Single-vendor fallback (Claude Code)

Claude Code runs one vendor. When you install eAI into Claude Code, the Bulk tier (Kimi K2) falls back to claude-sonnet-4-6 automatically (see fallback: in models.yaml). To use Kimi K2 for real, install the Bulk-tier workers into a multi-vendor runtime — the Kimi CLI integration or any OpenAI-compatible client pointed at Moonshot.

Cost & cache discipline (applies to every agent)
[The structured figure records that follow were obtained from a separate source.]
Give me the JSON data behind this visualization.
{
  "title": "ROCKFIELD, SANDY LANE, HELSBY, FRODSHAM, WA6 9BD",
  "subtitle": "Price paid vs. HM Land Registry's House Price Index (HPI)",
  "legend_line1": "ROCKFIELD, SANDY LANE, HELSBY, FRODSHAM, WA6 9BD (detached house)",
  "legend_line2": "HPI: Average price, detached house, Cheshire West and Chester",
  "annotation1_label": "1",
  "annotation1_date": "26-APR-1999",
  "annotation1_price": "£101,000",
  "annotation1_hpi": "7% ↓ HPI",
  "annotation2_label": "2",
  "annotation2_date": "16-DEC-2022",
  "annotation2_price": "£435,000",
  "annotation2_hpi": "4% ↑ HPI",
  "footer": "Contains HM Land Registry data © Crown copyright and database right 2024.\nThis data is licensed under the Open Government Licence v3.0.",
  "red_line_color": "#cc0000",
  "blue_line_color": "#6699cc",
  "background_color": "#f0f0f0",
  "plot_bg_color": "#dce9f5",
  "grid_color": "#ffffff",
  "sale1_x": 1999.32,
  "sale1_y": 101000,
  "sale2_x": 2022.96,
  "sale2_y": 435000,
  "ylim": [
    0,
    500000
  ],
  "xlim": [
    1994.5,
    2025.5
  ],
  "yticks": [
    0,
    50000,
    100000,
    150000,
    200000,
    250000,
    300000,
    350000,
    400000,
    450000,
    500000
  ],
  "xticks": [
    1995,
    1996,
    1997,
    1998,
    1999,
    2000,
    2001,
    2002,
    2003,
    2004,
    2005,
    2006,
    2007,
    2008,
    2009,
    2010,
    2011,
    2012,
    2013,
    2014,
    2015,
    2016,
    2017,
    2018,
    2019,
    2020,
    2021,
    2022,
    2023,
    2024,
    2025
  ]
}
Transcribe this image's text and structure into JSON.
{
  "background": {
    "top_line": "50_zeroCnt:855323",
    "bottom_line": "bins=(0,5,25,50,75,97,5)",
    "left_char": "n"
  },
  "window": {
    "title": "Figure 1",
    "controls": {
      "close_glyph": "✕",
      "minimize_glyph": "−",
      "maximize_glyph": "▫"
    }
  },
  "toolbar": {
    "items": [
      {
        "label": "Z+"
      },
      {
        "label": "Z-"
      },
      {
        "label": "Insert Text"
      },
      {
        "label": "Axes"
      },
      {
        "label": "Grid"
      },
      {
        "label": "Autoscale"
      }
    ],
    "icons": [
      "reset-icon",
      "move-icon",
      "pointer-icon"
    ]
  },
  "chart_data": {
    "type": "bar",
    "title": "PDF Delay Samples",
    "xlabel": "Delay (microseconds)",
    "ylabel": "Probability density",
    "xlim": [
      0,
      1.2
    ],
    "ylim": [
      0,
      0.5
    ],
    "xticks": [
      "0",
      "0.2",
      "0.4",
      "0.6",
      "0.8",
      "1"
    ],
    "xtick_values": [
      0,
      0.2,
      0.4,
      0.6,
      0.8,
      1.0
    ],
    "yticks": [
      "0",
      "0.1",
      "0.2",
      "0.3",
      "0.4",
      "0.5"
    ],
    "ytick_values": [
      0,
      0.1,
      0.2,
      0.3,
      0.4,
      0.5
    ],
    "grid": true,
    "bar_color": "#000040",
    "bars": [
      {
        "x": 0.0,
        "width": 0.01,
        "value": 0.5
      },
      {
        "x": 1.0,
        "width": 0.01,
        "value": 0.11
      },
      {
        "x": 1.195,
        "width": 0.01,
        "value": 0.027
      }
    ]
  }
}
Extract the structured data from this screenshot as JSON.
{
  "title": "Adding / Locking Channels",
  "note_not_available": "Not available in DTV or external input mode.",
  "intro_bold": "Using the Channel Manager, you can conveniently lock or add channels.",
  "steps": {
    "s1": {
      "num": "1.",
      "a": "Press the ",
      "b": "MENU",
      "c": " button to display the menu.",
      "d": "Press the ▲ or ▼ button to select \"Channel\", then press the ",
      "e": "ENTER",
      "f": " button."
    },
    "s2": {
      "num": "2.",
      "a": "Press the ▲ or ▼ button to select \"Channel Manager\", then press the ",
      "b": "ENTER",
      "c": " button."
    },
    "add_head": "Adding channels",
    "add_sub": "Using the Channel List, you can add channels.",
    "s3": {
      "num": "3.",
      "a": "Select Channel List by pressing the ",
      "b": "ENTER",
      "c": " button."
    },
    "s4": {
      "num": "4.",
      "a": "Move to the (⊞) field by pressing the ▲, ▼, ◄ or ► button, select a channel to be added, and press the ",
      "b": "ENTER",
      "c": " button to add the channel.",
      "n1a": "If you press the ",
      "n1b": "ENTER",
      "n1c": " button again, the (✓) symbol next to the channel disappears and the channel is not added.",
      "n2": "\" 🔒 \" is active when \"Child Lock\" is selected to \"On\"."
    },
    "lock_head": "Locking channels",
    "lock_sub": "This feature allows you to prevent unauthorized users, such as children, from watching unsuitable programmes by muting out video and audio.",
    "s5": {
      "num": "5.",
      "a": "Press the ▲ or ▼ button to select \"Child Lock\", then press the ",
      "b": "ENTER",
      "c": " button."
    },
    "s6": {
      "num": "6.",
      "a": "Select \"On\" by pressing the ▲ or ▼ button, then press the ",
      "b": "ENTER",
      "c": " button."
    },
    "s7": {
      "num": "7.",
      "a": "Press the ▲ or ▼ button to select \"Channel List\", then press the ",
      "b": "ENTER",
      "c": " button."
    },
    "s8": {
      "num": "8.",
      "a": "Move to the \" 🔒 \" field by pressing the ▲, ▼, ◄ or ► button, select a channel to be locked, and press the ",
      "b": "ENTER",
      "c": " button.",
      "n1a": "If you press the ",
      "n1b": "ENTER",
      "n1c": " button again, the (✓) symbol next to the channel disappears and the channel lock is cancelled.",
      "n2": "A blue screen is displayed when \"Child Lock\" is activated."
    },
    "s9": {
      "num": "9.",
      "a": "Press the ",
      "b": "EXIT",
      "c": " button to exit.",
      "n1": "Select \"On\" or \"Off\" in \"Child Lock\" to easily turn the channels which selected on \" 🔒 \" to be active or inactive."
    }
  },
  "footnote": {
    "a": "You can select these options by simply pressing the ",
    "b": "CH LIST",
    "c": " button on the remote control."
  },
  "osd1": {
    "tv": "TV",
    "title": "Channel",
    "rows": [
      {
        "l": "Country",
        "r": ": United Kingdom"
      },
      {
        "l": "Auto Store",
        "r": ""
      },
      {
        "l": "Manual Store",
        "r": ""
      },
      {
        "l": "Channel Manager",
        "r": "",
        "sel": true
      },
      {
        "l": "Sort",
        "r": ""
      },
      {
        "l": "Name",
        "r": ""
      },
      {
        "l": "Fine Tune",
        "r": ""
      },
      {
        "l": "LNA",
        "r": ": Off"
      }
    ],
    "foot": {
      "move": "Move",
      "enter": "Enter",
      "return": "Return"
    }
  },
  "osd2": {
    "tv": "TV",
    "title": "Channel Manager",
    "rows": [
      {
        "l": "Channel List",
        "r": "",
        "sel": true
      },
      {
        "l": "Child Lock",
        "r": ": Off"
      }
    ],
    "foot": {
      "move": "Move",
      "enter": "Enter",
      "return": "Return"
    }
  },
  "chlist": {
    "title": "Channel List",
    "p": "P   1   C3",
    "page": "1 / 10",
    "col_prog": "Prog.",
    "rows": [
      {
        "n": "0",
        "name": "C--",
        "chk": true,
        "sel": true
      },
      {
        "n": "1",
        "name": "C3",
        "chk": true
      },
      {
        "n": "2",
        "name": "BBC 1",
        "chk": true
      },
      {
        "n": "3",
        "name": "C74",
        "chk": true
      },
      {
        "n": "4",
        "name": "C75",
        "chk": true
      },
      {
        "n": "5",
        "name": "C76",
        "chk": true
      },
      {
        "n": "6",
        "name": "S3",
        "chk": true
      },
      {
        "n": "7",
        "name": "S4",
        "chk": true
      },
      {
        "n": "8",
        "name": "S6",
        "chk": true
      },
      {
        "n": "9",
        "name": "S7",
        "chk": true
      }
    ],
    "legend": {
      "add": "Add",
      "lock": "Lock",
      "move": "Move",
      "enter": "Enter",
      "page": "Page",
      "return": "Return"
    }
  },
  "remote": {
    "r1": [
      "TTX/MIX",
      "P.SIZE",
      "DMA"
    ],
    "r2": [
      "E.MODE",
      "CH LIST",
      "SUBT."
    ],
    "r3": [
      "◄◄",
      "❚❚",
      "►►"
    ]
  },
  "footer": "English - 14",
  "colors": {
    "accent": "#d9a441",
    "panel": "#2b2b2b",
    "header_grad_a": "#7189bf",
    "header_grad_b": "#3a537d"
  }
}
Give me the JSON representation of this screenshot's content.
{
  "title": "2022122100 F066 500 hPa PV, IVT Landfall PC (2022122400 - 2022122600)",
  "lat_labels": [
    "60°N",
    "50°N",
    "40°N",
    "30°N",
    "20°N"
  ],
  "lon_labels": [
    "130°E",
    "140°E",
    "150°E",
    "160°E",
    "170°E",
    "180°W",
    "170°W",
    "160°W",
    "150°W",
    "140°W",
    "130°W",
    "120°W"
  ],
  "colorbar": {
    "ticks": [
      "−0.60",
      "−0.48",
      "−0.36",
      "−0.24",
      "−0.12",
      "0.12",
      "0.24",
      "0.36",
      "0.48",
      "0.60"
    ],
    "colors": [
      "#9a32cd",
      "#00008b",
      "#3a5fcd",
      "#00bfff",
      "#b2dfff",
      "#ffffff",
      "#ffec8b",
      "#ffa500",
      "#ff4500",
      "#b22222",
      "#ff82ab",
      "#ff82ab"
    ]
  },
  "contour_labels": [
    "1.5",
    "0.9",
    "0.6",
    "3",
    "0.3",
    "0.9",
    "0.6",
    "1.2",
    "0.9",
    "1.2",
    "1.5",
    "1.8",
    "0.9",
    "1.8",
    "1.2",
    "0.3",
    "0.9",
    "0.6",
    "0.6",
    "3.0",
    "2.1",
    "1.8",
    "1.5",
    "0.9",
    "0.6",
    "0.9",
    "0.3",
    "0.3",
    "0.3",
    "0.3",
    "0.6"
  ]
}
  • Don't invert the hierarchy. Orchestrators plan and review; workers execute. A worker never makes an architectural call.
  • Don't burn Prime on routine work. Bug fixes, formatting, and "which file?" go to Lead or a worker.
  • Never switch a thread's model mid-conversation — it invalidates the Anthropic prompt cache. To get a cheaper opinion mid-task, spawn a subagent on a lower tier instead of downgrading the current thread.
  • Adaptive thinking everywhere on the Anthropic tiers; tune effort per route (medium for most worker tasks, high/xhigh for security, architecture, and long agentic runs).
  • Effort is pre-tuned in frontmatter. Every agent carries an effort: field that Claude Code honors per subagent: orchestrators and security/blockchain-senior workers run high, routine senior workers run medium (Sonnet 4.6 defaults to high, so this is a deliberate token saving), bulk runs low, and fast (Haiku) omits it (unsupported). Override per agent if a route needs more depth.